In November 2015, a chaotic scene in the transit zone at the Šentilj border crossing in Slovenia, just a few meters from Austria.
Mahmoud, then 22, from Aleppo, Syria stands in the square in Šentilj, Slovenia in 2015, bound for Berlin. Although volunteers handed out supplies to travelers, Mahmoud only managed to grab a pair of red headphones. “If we are here,” he told me then, “it’s because we want to live.” A year later, above right, he poses for a portrait outside a language school in Potsdam, where he lives. Mahmoud speaks Arabic, Turkish, English and French and he’s studying German. He’d like to learn more about information technology.
Mahmoud — at the train station in Potsdam — left his father, a brother and a sister in Aleppo.
In Germany, Mahmoud tries to avoid socializing with only other refugees, trying to meet locals. But, he says, it’s not easy. One woman turned him away when she discovered his origins and his refugee status.
In November 2015, a group of refugees from Afghanistan (including Ahmadnadim, below) heads for the small border village of Miratovac, Serbia.
Ahmadnadim left Mazar-i-Sharif, the second largest city in Afghanistan, for Germany. Above left, he’d just arrived in Miratovac, on the Serbian border. He finally arrived in Germany at the end of November 2015, on his 20th birthday. He’s now settled in Kassel.

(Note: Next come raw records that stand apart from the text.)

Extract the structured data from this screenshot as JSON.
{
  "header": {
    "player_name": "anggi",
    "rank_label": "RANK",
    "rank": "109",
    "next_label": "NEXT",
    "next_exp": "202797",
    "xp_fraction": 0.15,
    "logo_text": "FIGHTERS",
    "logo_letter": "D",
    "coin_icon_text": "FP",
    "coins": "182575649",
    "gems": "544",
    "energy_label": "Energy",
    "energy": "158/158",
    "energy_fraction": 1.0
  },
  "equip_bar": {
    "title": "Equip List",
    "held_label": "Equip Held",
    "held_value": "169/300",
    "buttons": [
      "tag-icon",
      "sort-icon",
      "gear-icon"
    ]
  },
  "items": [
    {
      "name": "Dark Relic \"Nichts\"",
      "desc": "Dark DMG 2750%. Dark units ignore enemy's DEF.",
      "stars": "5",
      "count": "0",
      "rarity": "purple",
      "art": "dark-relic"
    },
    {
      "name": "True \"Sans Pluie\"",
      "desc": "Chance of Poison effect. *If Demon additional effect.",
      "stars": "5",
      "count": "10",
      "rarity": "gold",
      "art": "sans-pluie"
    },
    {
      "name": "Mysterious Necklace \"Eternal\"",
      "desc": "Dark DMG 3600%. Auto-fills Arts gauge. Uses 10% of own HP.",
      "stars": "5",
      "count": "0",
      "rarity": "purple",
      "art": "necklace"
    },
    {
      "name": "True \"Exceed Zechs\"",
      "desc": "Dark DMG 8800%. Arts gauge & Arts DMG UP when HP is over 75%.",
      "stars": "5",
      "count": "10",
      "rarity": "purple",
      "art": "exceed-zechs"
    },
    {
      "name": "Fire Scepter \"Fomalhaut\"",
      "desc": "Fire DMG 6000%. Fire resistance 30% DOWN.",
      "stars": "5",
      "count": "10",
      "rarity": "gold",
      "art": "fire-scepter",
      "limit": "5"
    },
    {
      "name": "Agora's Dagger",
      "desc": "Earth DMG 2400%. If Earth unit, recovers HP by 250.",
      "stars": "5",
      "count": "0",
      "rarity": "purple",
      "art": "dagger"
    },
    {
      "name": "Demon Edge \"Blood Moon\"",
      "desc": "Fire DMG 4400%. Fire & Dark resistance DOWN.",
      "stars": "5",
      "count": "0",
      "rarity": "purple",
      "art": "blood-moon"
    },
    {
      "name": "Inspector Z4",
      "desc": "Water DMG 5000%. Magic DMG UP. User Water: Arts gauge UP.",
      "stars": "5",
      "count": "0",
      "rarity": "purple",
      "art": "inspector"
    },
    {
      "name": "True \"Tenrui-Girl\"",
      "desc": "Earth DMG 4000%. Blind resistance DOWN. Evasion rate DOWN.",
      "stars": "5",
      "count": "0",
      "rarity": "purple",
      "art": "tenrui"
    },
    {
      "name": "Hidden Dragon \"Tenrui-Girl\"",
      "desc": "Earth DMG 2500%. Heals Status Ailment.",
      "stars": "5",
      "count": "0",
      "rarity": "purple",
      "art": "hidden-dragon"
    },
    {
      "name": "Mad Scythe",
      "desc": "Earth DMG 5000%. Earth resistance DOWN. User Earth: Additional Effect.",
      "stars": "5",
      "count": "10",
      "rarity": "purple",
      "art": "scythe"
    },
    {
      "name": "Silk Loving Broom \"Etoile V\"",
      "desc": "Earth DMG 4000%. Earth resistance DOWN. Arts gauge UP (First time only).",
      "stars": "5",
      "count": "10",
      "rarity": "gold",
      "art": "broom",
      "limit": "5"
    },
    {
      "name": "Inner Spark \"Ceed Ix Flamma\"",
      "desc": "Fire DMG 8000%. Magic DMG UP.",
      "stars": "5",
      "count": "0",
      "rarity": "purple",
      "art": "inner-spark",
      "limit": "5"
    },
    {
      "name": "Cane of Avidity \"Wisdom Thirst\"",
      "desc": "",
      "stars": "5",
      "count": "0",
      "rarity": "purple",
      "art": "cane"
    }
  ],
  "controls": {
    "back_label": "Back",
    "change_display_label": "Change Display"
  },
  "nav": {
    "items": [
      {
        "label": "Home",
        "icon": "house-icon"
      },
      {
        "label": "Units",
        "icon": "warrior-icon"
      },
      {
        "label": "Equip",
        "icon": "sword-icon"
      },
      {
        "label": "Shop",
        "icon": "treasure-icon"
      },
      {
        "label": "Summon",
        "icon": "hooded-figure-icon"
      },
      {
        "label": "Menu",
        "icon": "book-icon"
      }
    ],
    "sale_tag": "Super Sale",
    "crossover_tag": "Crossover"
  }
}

Ahmadnadim now focuses on learning German, which will allow him to restart his studies and to work in banking. His journey to Europe wasn’t without drama: Crossing from Turkey to Greece, another boat approached the inflatable Zodiac he was on, piercing it with a lance. The passengers tossed luggage overboard to keep the boat from sinking.
Ahmadnadim still has a strong attachment to his parents, though they remain in Mazar-i-Sharif.
Though Ahmadnadim has a brother in Kassel, he misses family and friends in Afghanistan.
The border crossing between Horgoš, Serbia, and Röszke, Hungary, in September 2015. A group of refugees follows the railroad tracks, headed to the transit zone in Röszke.
Feras, a Syrian refugee from Damascus, stands on railroad tracks in Serbia, taking a short break by an abandoned border police tower. At right, Feras in his new home of Trier, Germany.
Feras talks on the phone to his family in Damascus — his parents, two brothers and a sister, none of whom he’s seen in five years.
Feras peers out the window of his apartment in Trier, where he lives alone after moving five times between refugee camps, community centers and other shared accommodation.
In September 2015, refugees camp out at a service station in Beli Manastir, Croatia, an overflow from an official camp set up by local authorities.
Ahmad, a Syrian refugee from Aleppo, next to a gas pump in Beli Manastir, where he spent the night in 2015. Before leaving his war-torn homeland, he was studying to be a bank teller. At right, Ahmad in Herford, where he now lives in a flat after spending time in two different refugee camps.
Ahmad — who left his parents and a young sister in Aleppo — walks down the steps at the Herford train station.
In January 2016, a group of volunteers on the east cost of Lesbos aids in the arrival of an inflatable boat from Turkey. It was the third crossing attempt for Jalal (waving his arms at the back of the boat) who had already witnessed the drowning of a compatriot from Syria.
Jalal, then 20 years old, after successfully landing on the Greek coast in 2016. At right, Jalal poses in his new home of Bad Säckingen, Germany.
Jalal walks along the Holzbrücke, a bridge that connects Bad Säckingen to the Swiss border.
Jalal left his parents in the Damascus region of Syria, along with two sisters and three brothers. This is the last picture he took of his parents as he left home.
In Germany, Jalal enjoys playing pool when not attending intensive German classes. He’s found — as many refugees have — that it is often difficult for newcomers to make friends with locals.
Jalal spends most of his time in Germany with refugees who are in a similar situation. Here, he walks through the Black Forest with the children of a friend from Syria.